In more subtle ways the growth of regulation has harmed many industries, disfigured costs and reduced choice. Again, however, this goes undetected as O’Neil and Watts see issues like decreased workforce participation as a matter of lousy ‘childcare subsidies’ rather than regulatory hurdles like the minimum wage, penalty rates or, in the realm of childcare supply itself, lofty staff-to-child ratios and staff qualifications.

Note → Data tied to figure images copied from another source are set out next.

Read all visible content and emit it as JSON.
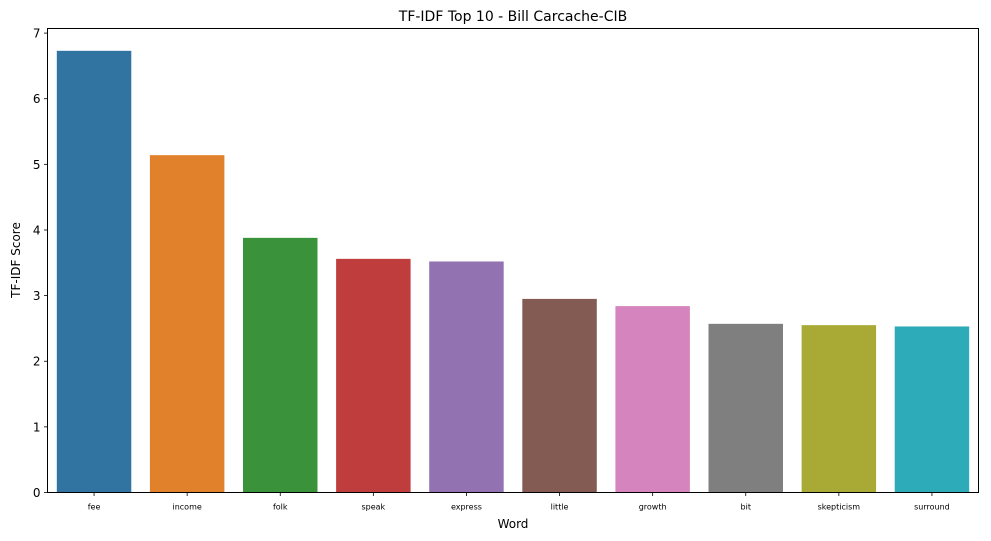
{
  "chart_data": {
    "type": "bar",
    "title": "TF-IDF Top 10 - Bill Carcache-CIB",
    "xlabel": "Word",
    "ylabel": "TF-IDF Score",
    "ylim": [
      0,
      7.07
    ],
    "yticks": [
      0,
      1,
      2,
      3,
      4,
      5,
      6,
      7
    ],
    "grid": false,
    "categories": [
      "fee",
      "income",
      "folk",
      "speak",
      "express",
      "little",
      "growth",
      "bit",
      "skepticism",
      "surround"
    ],
    "values": [
      6.73,
      5.14,
      3.88,
      3.56,
      3.52,
      2.95,
      2.84,
      2.57,
      2.55,
      2.53
    ],
    "colors": [
      "#3274a1",
      "#e1812c",
      "#3a923a",
      "#c03d3e",
      "#9372b2",
      "#845b53",
      "#d684bd",
      "#7f7f7f",
      "#a9aa35",
      "#2eabb8"
    ]
  }
}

O’Neil and Watts, for all their good intentions, fail to appreciate where their thinking can actually be harmful for Australia’s future. A future where the ‘decisions made by the Minister for Early Childhood Education, for Asian Engagement or for Climate Change could have a greater influence on long-term growth than those made by the treasurer’ is not something to desire but oppose. We have done remarkably well as a nation, and will continue to prosper, not by constantly calling for government solutions but by putting faith in the Australian people.